HR Policy Association is the leading organization representing chief human resource officers of 400 of the largest employers in the United States. Collectively, their companies provide health care coverage to over 20 million employees and dependents in the United States. The American Health Policy Institute, a part of the Association, examines the challenges employers face in providing health care to their employees and recommends policy solutions to promote affordable, high-quality, employer-based health care. The Institute serves to provide thought leadership grounded in the practical experience of America’s largest employers. 

D. Mark Wilson, president and CEO of the American Health Policy Institute and vice president, health & employment policy of HR Policy Association said, “Employers have significantly invested new behavioral health benefits during the COVID pandemic. Before enacting punitive legislative provisions like civil monetary penalties, the Department of Labor must publish the parity guidance Congress required the Department to provide to employers under the Consolidated Appropriations Act of 2021 (CAA).
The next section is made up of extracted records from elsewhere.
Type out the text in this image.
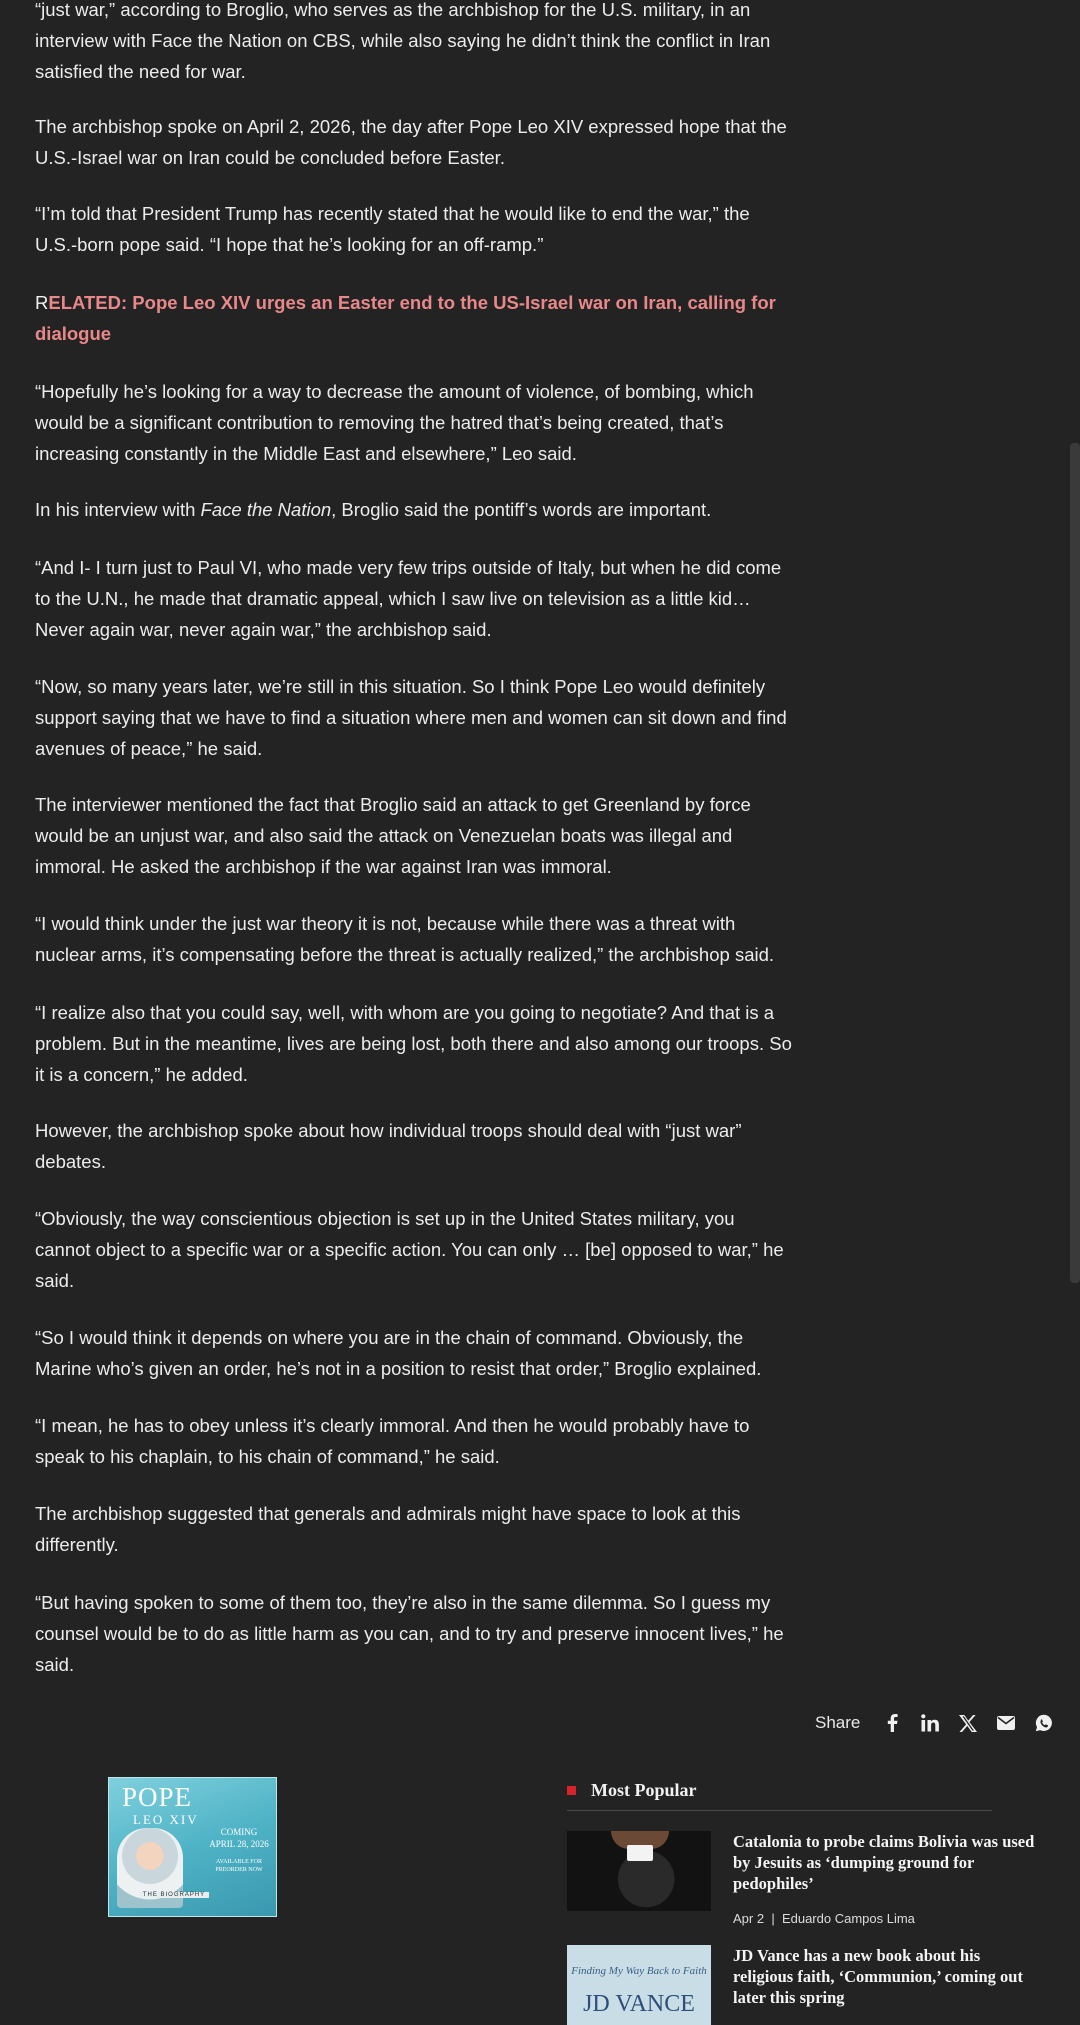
“just war,” according to Broglio, who serves as the archbishop for the U.S. military, in an interview with Face the Nation on CBS, while also saying he didn’t think the conflict in Iran satisfied the need for war.

The archbishop spoke on April 2, 2026, the day after Pope Leo XIV expressed hope that the U.S.-Israel war on Iran could be concluded before Easter.

“I’m told that President Trump has recently stated that he would like to end the war,” the U.S.-born pope said. “I hope that he’s looking for an off-ramp.”

RELATED: Pope Leo XIV urges an Easter end to the US-Israel war on Iran, calling for dialogue

“Hopefully he’s looking for a way to decrease the amount of violence, of bombing, which would be a significant contribution to removing the hatred that’s being created, that’s increasing constantly in the Middle East and elsewhere,” Leo said.

In his interview with Face the Nation, Broglio said the pontiff’s words are important.

“And I- I turn just to Paul VI, who made very few trips outside of Italy, but when he did come to the U.N., he made that dramatic appeal, which I saw live on television as a little kid… Never again war, never again war,” the archbishop said.

“Now, so many years later, we’re still in this situation. So I think Pope Leo would definitely support saying that we have to find a situation where men and women can sit down and find avenues of peace,” he said.

The interviewer mentioned the fact that Broglio said an attack to get Greenland by force would be an unjust war, and also said the attack on Venezuelan boats was illegal and immoral. He asked the archbishop if the war against Iran was immoral.

“I would think under the just war theory it is not, because while there was a threat with nuclear arms, it’s compensating before the threat is actually realized,” the archbishop said.

“I realize also that you could say, well, with whom are you going to negotiate? And that is a problem. But in the meantime, lives are being lost, both there and also among our troops. So it is a concern,” he added.

However, the archbishop spoke about how individual troops should deal with “just war” debates.

“Obviously, the way conscientious objection is set up in the United States military, you cannot object to a specific war or a specific action. You can only … [be] opposed to war,” he said.

“So I would think it depends on where you are in the chain of command. Obviously, the Marine who’s given an order, he’s not in a position to resist that order,” Broglio explained.

“I mean, he has to obey unless it’s clearly immoral. And then he would probably have to speak to his chaplain, to his chain of command,” he said.

The archbishop suggested that generals and admirals might have space to look at this differently.

“But having spoken to some of them too, they’re also in the same dilemma. So I guess my counsel would be to do as little harm as you can, and to try and preserve innocent lives,” he said.

Share
POPE
LEO XIV
COMING APRIL 28, 2026
AVAILABLE FOR PREORDER NOW
THE BIOGRAPHY
Most Popular
Catalonia to probe claims Bolivia was used by Jesuits as ‘dumping ground for pedophiles’
Apr 2  |  Eduardo Campos Lima
Finding My Way Back to Faith
JD VANCE
JD Vance has a new book about his religious faith, ‘Communion,’ coming out later this spring
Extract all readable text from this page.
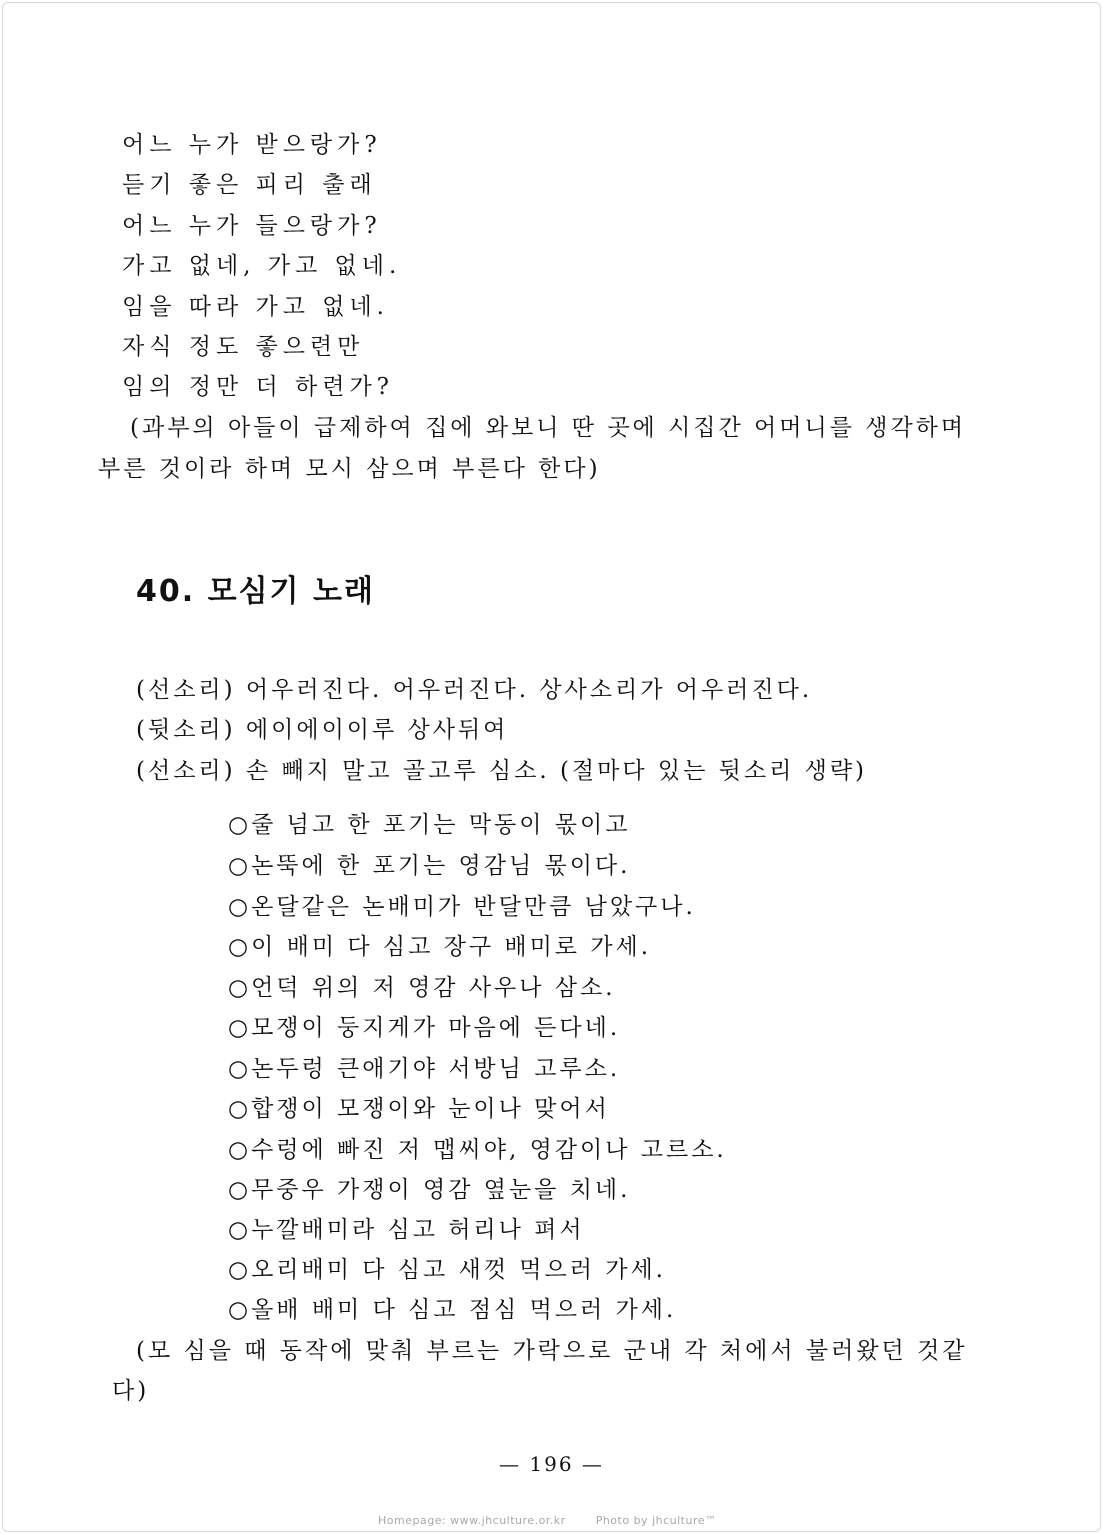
어느 누가 받으랑가?
듣기 좋은 피리 출래
어느 누가 들으랑가?
가고 없네, 가고 없네.
임을 따라 가고 없네.
자식 정도 좋으련만
임의 정만 더 하련가?
(과부의 아들이 급제하여 집에 와보니 딴 곳에 시집간 어머니를 생각하며
부른 것이라 하며 모시 삼으며 부른다 한다)
40. 모심기 노래
(선소리) 어우러진다. 어우러진다. 상사소리가 어우러진다.
(뒷소리) 에이에이이루 상사뒤여
(선소리) 손 빼지 말고 골고루 심소. (절마다 있는 뒷소리 생략)
○줄 넘고 한 포기는 막동이 몫이고
○논뚝에 한 포기는 영감님 몫이다.
○온달같은 논배미가 반달만큼 남았구나.
○이 배미 다 심고 장구 배미로 가세.
○언덕 위의 저 영감 사우나 삼소.
○모쟁이 둥지게가 마음에 든다네.
○논두렁 큰애기야 서방님 고루소.
○합쟁이 모쟁이와 눈이나 맞어서
○수렁에 빠진 저 맵씨야, 영감이나 고르소.
○무중우 가쟁이 영감 옆눈을 치네.
○누깔배미라 심고 허리나 펴서
○오리배미 다 심고 새껏 먹으러 가세.
○올배 배미 다 심고 점심 먹으러 가세.
(모 심을 때 동작에 맞춰 부르는 가락으로 군내 각 처에서 불러왔던 것같
다)
— 196 —
Homepage: www.jhculture.or.kr	Photo by jhculture™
It is simply unfair to penalize employers, before the Department provides this guidance.” 

To ensure mental health parity and care integration compliance, the Association and Institute’s statement urges Congress to: 

  • Encourage DOL to publish the guidance required by the CAA and additional deidentified examples of comparative parity analyses that are compliant;

  • Enact the bipartisan Collaborate in an Orderly and Cohesive Manner Act (H.R. 5218) to promote the uptake of the collaborative care model by providing grant funding to remove the barriers that primary care practices face when trying to implement the model;

  • Eliminate restrictions that impede an employer’s ability to provide employees with telehealth services; and

  • Expand the use of measurement-based care.

“We look forward to working with the Senate and other policymakers on this important topic as they develop their bipartisan legislation this year to improve access to behavioral and mental health care services,” said Mr. Wilson.